Heard of robo-signing, burger king kids, and attorneys promising to stop foreclosure? Well that’s all part of the MERS mortgage lending mess and it just got a lot harder than calling for a cleanup on aisle 5.
What’s the impact? L. Randall Wray, Professor of Economics, wrote this:
“United States Bankruptcy Judge Robert Grossman has ruled that MERS’s business practices are unlawful. He explicitly acknowledged that this ruling sets a precedent that has far-reaching implications for half of the mortgages in this country. MERS is dead. The banks are in big trouble. And all foreclosures should be stopped immediately while the legislative branch comes up with a solution.”
Source: For all the details including a great explanation of MERS be sure to read the full Huffington Post article at New York’s U.S. Bankruptcy Court Rules MERS’s Business Model Is Illegal.
So What Can Note Buyers Learn From MERS?
It reads like a refresher course in Note Buying 101:
- Get the original promissory note,
- Get it endorsed,
- Get an Assignment of the Mortgage or Deed of Trust
- Get the Assignment recorded in the County Records
- Make sure the chain of endorsements matches the chain of assignments, and
- Keep all the originals together in a safe place.
Why?
Well you can use these items to prove ownership, collect payments, enforce your rights, foreclose in the event of default, or defend against any claims.
In legal lingo it grants you the power of 4 magical words… Holder In Due Course.
This was common practice when I started buying notes for the insurance company in 1988. When going out on my own in 1997 I used the same note buyer criteria.

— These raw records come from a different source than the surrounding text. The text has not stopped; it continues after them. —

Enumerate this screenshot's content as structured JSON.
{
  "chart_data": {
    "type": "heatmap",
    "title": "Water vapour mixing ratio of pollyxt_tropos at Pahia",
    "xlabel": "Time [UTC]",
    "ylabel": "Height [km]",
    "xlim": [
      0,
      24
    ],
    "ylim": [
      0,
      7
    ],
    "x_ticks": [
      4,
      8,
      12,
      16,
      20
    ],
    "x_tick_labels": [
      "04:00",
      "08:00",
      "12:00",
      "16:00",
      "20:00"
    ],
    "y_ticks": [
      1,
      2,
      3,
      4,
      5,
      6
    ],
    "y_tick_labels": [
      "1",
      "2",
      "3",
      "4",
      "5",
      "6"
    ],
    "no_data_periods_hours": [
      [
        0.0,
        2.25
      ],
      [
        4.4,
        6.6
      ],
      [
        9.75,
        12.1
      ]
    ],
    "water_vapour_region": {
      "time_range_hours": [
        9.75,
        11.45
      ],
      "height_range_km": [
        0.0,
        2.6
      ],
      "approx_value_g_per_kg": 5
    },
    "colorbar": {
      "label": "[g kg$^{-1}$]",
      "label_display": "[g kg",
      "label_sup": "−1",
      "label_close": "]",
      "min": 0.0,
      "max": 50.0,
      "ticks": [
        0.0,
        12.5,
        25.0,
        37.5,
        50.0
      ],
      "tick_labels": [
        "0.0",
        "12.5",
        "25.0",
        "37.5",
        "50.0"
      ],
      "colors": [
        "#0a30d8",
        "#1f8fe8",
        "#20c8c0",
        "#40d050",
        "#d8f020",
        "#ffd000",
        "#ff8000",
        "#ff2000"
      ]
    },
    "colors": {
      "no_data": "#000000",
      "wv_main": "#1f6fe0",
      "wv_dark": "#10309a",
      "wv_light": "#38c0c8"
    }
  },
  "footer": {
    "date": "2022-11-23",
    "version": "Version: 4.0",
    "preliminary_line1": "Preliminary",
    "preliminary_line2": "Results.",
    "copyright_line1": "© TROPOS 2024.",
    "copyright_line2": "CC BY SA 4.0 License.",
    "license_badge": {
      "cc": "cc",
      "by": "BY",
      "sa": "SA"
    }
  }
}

Of course not every note fits my buying parameters (and I’m not Oprah, Warren Buffet, or Mark Zuckerberg with seemingly unending supplies of funds) so some notes get referred to other investors. Most investors follow the same Note Buying 101 closing requirements… most but not all.
I can still remember the first time we got to closing on a deal being placed with outside funds only to discover the original note was lost and to my astonishment the investor said,
“That’s OK we will just have the seller sign this lost note affidavit.”

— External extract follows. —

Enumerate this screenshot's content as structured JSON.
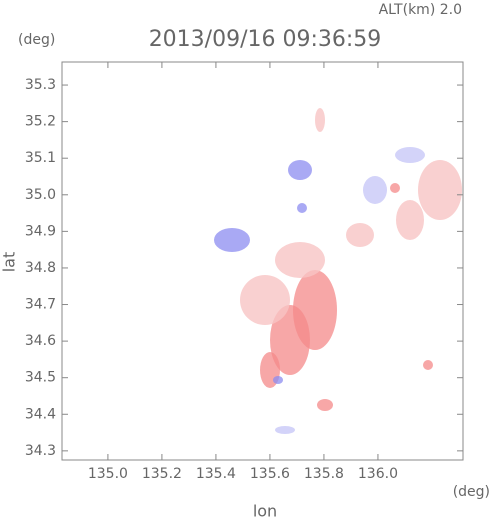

Normally a lost note means a frantic search by the seller followed by calls to the original closing or servicing agent to track down the original. As a last resort option we get the payer/buyer involved to execute a duplicate note and affidavit along with the seller’s affidavit.
But just the seller?
That was certainly easier… but not safer.
You see this investor was placing seller-financed notes into a conduit for mortgage-backed securities and it wasn’t required. Next assignments started getting executed in blank and after closing we noticed the investor wasn’t recording some assignments.

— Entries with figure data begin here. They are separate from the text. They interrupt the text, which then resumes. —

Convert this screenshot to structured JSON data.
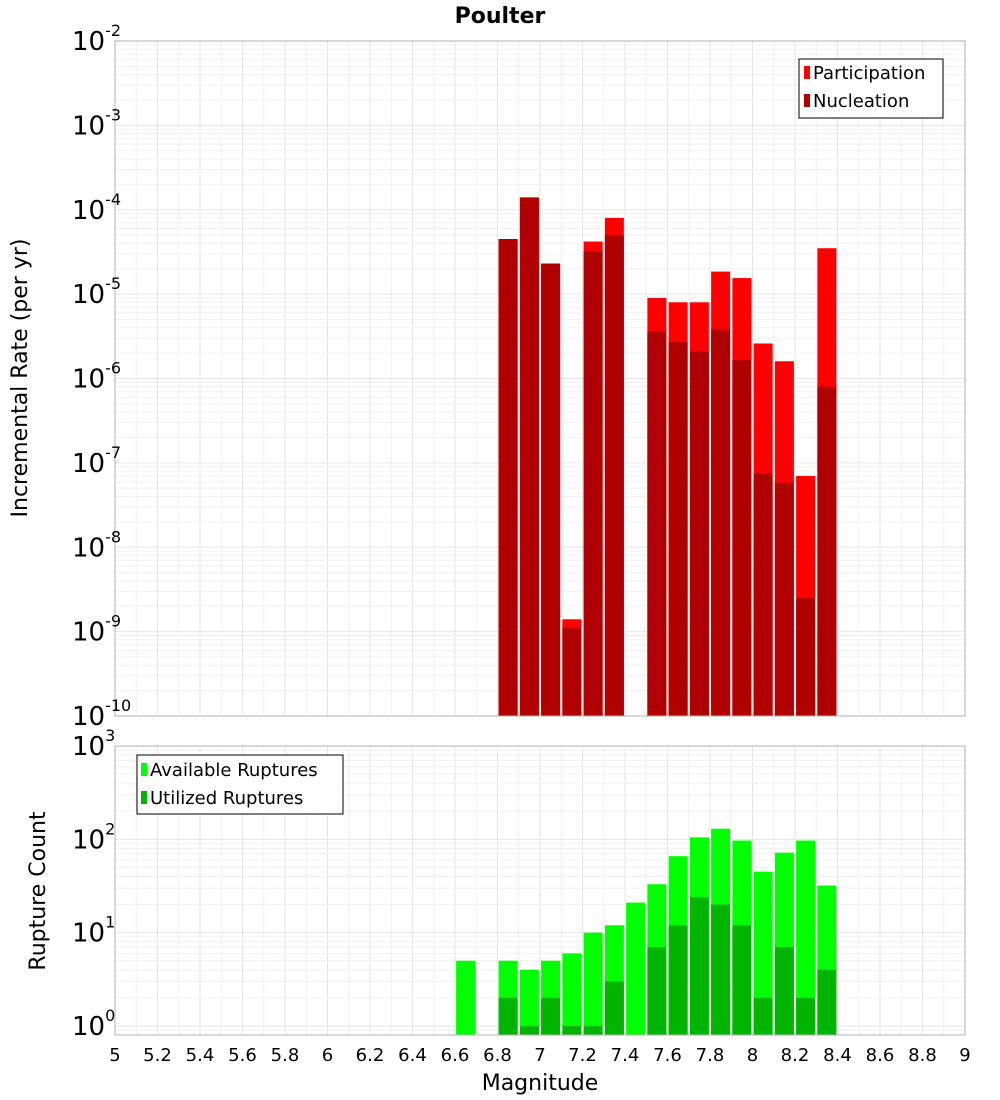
{
  "chart_data": [
    {
      "type": "bar",
      "title": "Poulter",
      "xlabel": "",
      "ylabel": "Incremental Rate (per yr)",
      "y_scale": "log",
      "ylim": [
        1e-10,
        0.01
      ],
      "xlim": [
        5,
        9
      ],
      "grid": true,
      "legend_position": "top-right",
      "x": [
        6.85,
        6.95,
        7.05,
        7.15,
        7.25,
        7.35,
        7.55,
        7.65,
        7.75,
        7.85,
        7.95,
        8.05,
        8.15,
        8.25,
        8.35
      ],
      "series": [
        {
          "name": "Participation",
          "color": "#ff0000",
          "values": [
            4.5e-05,
            0.00014,
            2.3e-05,
            1.4e-09,
            4.2e-05,
            8e-05,
            9e-06,
            8e-06,
            8e-06,
            1.85e-05,
            1.55e-05,
            2.6e-06,
            1.6e-06,
            7e-08,
            3.5e-05
          ]
        },
        {
          "name": "Nucleation",
          "color": "#b00000",
          "values": [
            4.5e-05,
            0.00014,
            2.3e-05,
            1.1e-09,
            3.2e-05,
            5e-05,
            3.6e-06,
            2.7e-06,
            2.1e-06,
            3.8e-06,
            1.65e-06,
            7.5e-08,
            5.8e-08,
            2.5e-09,
            8e-07
          ]
        }
      ]
    },
    {
      "type": "bar",
      "title": "",
      "xlabel": "Magnitude",
      "ylabel": "Rupture Count",
      "y_scale": "log",
      "ylim": [
        0.8,
        1000
      ],
      "xlim": [
        5,
        9
      ],
      "grid": true,
      "legend_position": "top-left",
      "x": [
        6.65,
        6.85,
        6.95,
        7.05,
        7.15,
        7.25,
        7.35,
        7.45,
        7.55,
        7.65,
        7.75,
        7.85,
        7.95,
        8.05,
        8.15,
        8.25,
        8.35
      ],
      "series": [
        {
          "name": "Available Ruptures",
          "color": "#00ff00",
          "values": [
            5,
            5,
            4,
            5,
            6,
            10,
            12,
            21,
            33,
            66,
            105,
            130,
            97,
            45,
            72,
            97,
            32
          ]
        },
        {
          "name": "Utilized Ruptures",
          "color": "#00b400",
          "values": [
            0,
            2,
            1,
            2,
            1,
            1,
            3,
            0,
            7,
            12,
            24,
            20,
            12,
            2,
            7,
            2,
            4
          ]
        }
      ]
    }
  ],
  "x_ticks": [
    "5",
    "5.2",
    "5.4",
    "5.6",
    "5.8",
    "6",
    "6.2",
    "6.4",
    "6.6",
    "6.8",
    "7",
    "7.2",
    "7.4",
    "7.6",
    "7.8",
    "8",
    "8.2",
    "8.4",
    "8.6",
    "8.8",
    "9"
  ],
  "top_y_ticks": [
    {
      "base": "10",
      "exp": "-2"
    },
    {
      "base": "10",
      "exp": "-3"
    },
    {
      "base": "10",
      "exp": "-4"
    },
    {
      "base": "10",
      "exp": "-5"
    },
    {
      "base": "10",
      "exp": "-6"
    },
    {
      "base": "10",
      "exp": "-7"
    },
    {
      "base": "10",
      "exp": "-8"
    },
    {
      "base": "10",
      "exp": "-9"
    },
    {
      "base": "10",
      "exp": "-10"
    }
  ],
  "bottom_y_ticks": [
    {
      "base": "10",
      "exp": "3"
    },
    {
      "base": "10",
      "exp": "2"
    },
    {
      "base": "10",
      "exp": "1"
    },
    {
      "base": "10",
      "exp": "0"
    }
  ]
}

Now that sounds like 4 letters that will haunt mortgage lenders for years…. MERS
Fortunately on notes purchased in-house we followed the Note Buying 101 steps. These are the same steps taught in our Finding Cash Flow Notes training course and in articles here at Note Investor including Note Buyers Demand Original Promissory Note and Understanding Note Endorsements.
It’s safe to say that if private note buyers are still around today they are following these guidelines and have used solid legal counsel. (Author’s note: I am not an attorney so unable to give legal advice but encourage you to get some before buying notes.)
Whether note buyer, broker, or seller it is essential to know where the original note is located and keep an unbroken chain of title for smooth closings.
Editor’s Note: After publishing this article a reader shared his real life story of what can happen when investing without the original promissory note.
While the death of MERS will surely hurt the mortgage lending world the boomerang effect will be an increased need for alternative financing, note buyer services, and private investors.